First and foremost, the most common question is “I don’t know whether I should accept him or not”. I use “him” instead of “her” in the question because guys are always more proactive at the beginning. My answer is quite simple: “If you like him and you think he is suitable to you, take him. Otherwise, refuse him euphemistically.” In analogy: you will only buy a product when you like it and feel it is suitable and necessary to you. Though this example is so easy to understand, it is hard for us to associate it when receiving some “fantastic offers”.
In addition, a similar question is: “would you choose people you love or people who love you”. Surprisingly, when asking this question to my friends, the majority of the answers are the people who love them. However, many of us might ignore a fact that there should be someone you really love loves you. In analogy, when you find a $10 and a $100 cash on the ground, what would you do? Will you take only one of them or both of them?
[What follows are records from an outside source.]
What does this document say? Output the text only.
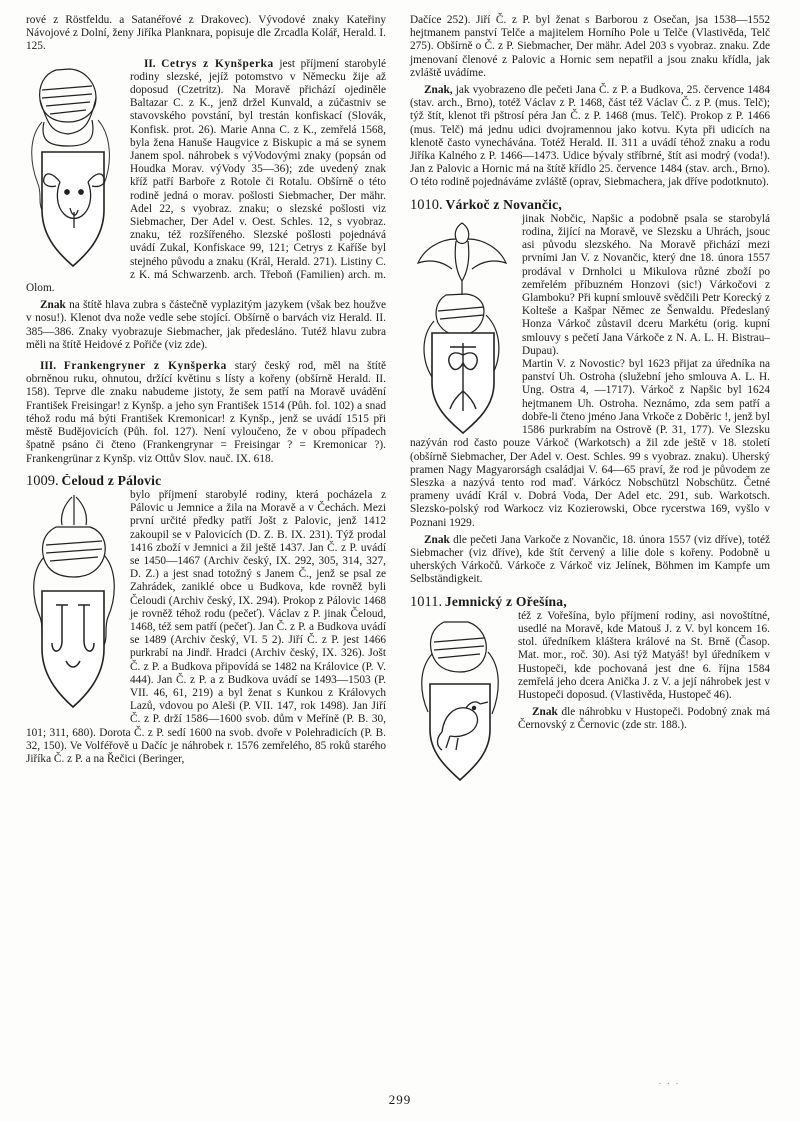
rové z Röstfeldu. a Satanéřové z Drakovec). Vývodové znaky Kateřiny Návojové z Dolní, ženy Jiříka Planknara, popisuje dle Zrcadla Kolář, Herald. I. 125.

II. Cetrys z Kynšperka jest příjmení starobylé rodiny slezské, jejíž potomstvo v Německu žije až doposud (Czetritz). Na Moravě přichází ojediněle Baltazar C. z K., jenž držel Kunvald, a zúčastniv se stavovského povstání, byl trestán konfiskací (Slovák, Konfisk. prot. 26). Marie Anna C. z K., zemřelá 1568, byla žena Hanuše Haugvice z Biskupic a má se synem Janem spol. náhrobek s výVodovými znaky (popsán od Houdka Morav. výVody 35—36); zde uvedený znak kříž patří Barboře z Rotole či Rotalu. Obšírně o této rodině jedná o morav. pošlosti Siebmacher, Der mähr. Adel 22, s vyobraz. znaku; o slezské pošlosti viz Siebmacher, Der Adel v. Oest. Schles. 12, s vyobraz. znaku, též rozšířeného. Slezské pošlosti pojednává uvádí Zukal, Konfiskace 99, 121; Cetrys z Kaříše byl stejného původu a znaku (Král, Herald. 271). Listiny C. z K. má Schwarzenb. arch. Třeboň (Familien) arch. m. Olom.

Znak na štítě hlava zubra s částečně vyplazitým jazykem (však bez houžve v nosu!). Klenot dva nože vedle sebe stojící. Obšírně o barvách viz Herald. II. 385—386. Znaky vyobrazuje Siebmacher, jak předesláno. Tutéž hlavu zubra měli na štítě Heidové z Pořiče (viz zde).

III. Frankengryner z Kynšperka starý český rod, měl na štítě obrněnou ruku, ohnutou, držící květinu s lísty a kořeny (obšírně Herald. II. 158). Teprve dle znaku nabudeme jistoty, že sem patří na Moravě uvádění František Freisingar! z Kynšp. a jeho syn František 1514 (Půh. fol. 102) a snad téhož rodu má býti František Kremonicar! z Kynšp., jenž se uvádí 1515 při městě Budějovicích (Půh. fol. 127). Není vyloučeno, že v obou případech špatně psáno či čteno (Frankengrynar = Freisingar ? = Kremonicar ?). Frankengrünar z Kynšp. viz Ottův Slov. nauč. IX. 618.

1009. Čeloud z Pálovic

bylo příjmení starobylé rodiny, která pocházela z Pálovic u Jemnice a žila na Moravě a v Čechách. Mezi první určité předky patří Jošt z Palovic, jenž 1412 zakoupil se v Palovicích (D. Z. B. IX. 231). Týž prodal 1416 zboží v Jemnici a žil ještě 1437. Jan Č. z P. uvádí se 1450—1467 (Archiv český, IX. 292, 305, 314, 327, D. Z.) a jest snad totožný s Janem Č., jenž se psal ze Zahrádek, zaniklé obce u Budkova, kde rovněž byli Čeloudi (Archiv český, IX. 294). Prokop z Pálovic 1468 je rovněž téhož rodu (pečeť). Václav z P. jinak Čeloud, 1468, též sem patří (pečeť). Jan Č. z P. a Budkova uvádí se 1489 (Archiv český, VI. 5 2). Jiří Č. z P. jest 1466 purkrabí na Jindř. Hradci (Archiv český, IX. 326). Jošt Č. z P. a Budkova připovídá se 1482 na Královice (P. V. 444). Jan Č. z P. a z Budkova uvádí se 1493—1503 (P. VII. 46, 61, 219) a byl ženat s Kunkou z Královych Lazů, vdovou po Aleši (P. VII. 147, rok 1498). Jan Jiří Č. z P. drží 1586—1600 svob. dům v Meříně (P. B. 30, 101; 311, 680). Dorota Č. z P. sedí 1600 na svob. dvoře v Polehradicích (P. B. 32, 150). Ve Volféřově u Dačíc je náhrobek r. 1576 zemřelého, 85 roků starého Jiříka Č. z P. a na Řečici (Beringer,

Dačíce 252). Jiří Č. z P. byl ženat s Barborou z Osečan, jsa 1538—1552 hejtmanem panství Telče a majitelem Horního Pole u Telče (Vlastivěda, Telč 275). Obšírně o Č. z P. Siebmacher, Der mähr. Adel 203 s vyobraz. znaku. Zde jmenovaní členové z Palovic a Hornic sem nepatřil a jsou znaku křídla, jak zvláště uvádíme.

Znak, jak vyobrazeno dle pečeti Jana Č. z P. a Budkova, 25. července 1484 (stav. arch., Brno), totéž Václav z P. 1468, část též Václav Č. z P. (mus. Telč); týž štít, klenot tři pštrosí péra Jan Č. z P. 1468 (mus. Telč). Prokop z P. 1466 (mus. Telč) má jednu udici dvojramennou jako kotvu. Kyta při udicích na klenotě často vynechávána. Totéž Herald. II. 311 a uvádí téhož znaku a rodu Jiříka Kalného z P. 1466—1473. Udice bývaly stříbrné, štít asi modrý (voda!). Jan z Palovic a Hornic má na štítě křídlo 25. července 1484 (stav. arch., Brno). O této rodině pojednáváme zvláště (oprav, Siebmachera, jak dříve podotknuto).

1010. Várkoč z Novančic,

jinak Nobčic, Napšic a podobně psala se starobylá rodina, žijící na Moravě, ve Slezsku a Uhrách, jsouc asi původu slezského. Na Moravě přichází mezi prvními Jan V. z Novančic, který dne 18. února 1557 prodával v Drnholci u Mikulova různé zboží po zemřelém příbuzném Honzovi (sic!) Várkočovi z Glamboku? Při kupní smlouvě svědčili Petr Korecký z Kolteše a Kašpar Němec ze Šenwaldu. Předeslaný Honza Várkoč zůstavil dceru Markétu (orig. kupní smlouvy s pečetí Jana Várkoče z N. A. L. H. Bistrau–Dupau).

Martin V. z Novostic? byl 1623 přijat za úředníka na panství Uh. Ostroha (služební jeho smlouva A. L. H. Ung. Ostra 4, —1717). Várkoč z Napšic byl 1624 hejtmanem Uh. Ostroha. Neznámo, zda sem patří a dobře-li čteno jméno Jana Vrkoče z Doběric !, jenž byl 1586 purkrabím na Ostrově (P. 31, 177). Ve Slezsku nazýván rod často pouze Várkoč (Warkotsch) a žil zde ještě v 18. století (obšírně Siebmacher, Der Adel v. Oest. Schles. 99 s vyobraz. znaku). Uherský pramen Nagy Magyarorságh családjai V. 64—65 praví, že rod je původem ze Sleszka a nazývá tento rod maď. Várkócz Nobschützl Nobschütz. Četné prameny uvádí Král v. Dobrá Voda, Der Adel etc. 291, sub. Warkotsch. Slezsko-polský rod Warkocz viz Kozierowski, Obce rycerstwa 169, vyšlo v Poznani 1929.

Znak dle pečeti Jana Varkoče z Novančic, 18. února 1557 (viz dříve), totéž Siebmacher (viz dříve), kde štít červený a lilie dole s kořeny. Podobně u uherských Várkočů. Várkoče z Várkoč viz Jelínek, Böhmen im Kampfe um Selbständigkeit.

1011. Jemnický z Ořešína,

též z Vořešína, bylo příjmení rodiny, asi novoštítné, usedlé na Moravě, kde Matouš J. z V. byl koncem 16. stol. úředníkem kláštera králové na St. Brně (Časop. Mat. mor., roč. 30). Asi týž Matyáš! byl úředníkem v Hustopeči, kde pochovaná jest dne 6. října 1584 zemřelá jeho dcera Anička J. z V. a její náhrobek jest v Hustopeči doposud. (Vlastivěda, Hustopeč 46).

Znak dle náhrobku v Hustopeči. Podobný znak má Černovský z Černovic (zde str. 188.).

. . .
299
When we are in the formal relationship, a normal mentality will be: “am I doing well? Should I take more care of him/her”. In fact, there is nothing wrong to consider each other, but things will change its direction when they go extreme. Alternatively, do not put significantly unequal effort in the relationship. During my last relationship, no matter how busy I was, I would spend 3 hours in trip to see my ex-girlfriend in every weekend. However, she only came and visited me once in total. In addition, occasionally I would spend few days to design creative hand-crafts to surprise her but it just turned out to mess everything up. Problem will occur when both sides put massively unbalanced effort in relationship as nothing can be taken as granted and it does not work when only one side tries to maintain it.
Last but not least, when ending the relationship, we all might be somehow depressed for a certain amount of time and fall into a consistent belief that there is no person we could love anymore. In Chinese, there is a saying: “there are plenty of fish in the sea”, meaning there is always someone suitable waiting for you in the world. I have a friend, charming, glamorous, mature and responsible, who was unbelievably dumped by several girls before. However, he is confident and always looking for other girls and I am glad to know that he has recently made a new girlfriend!
There is a famous saying: “love starts from smile, elevates in kiss and disappears in tears”. However, I believe love is not a measurable thing. It is an experience, responsibility and philosophy of accompanying.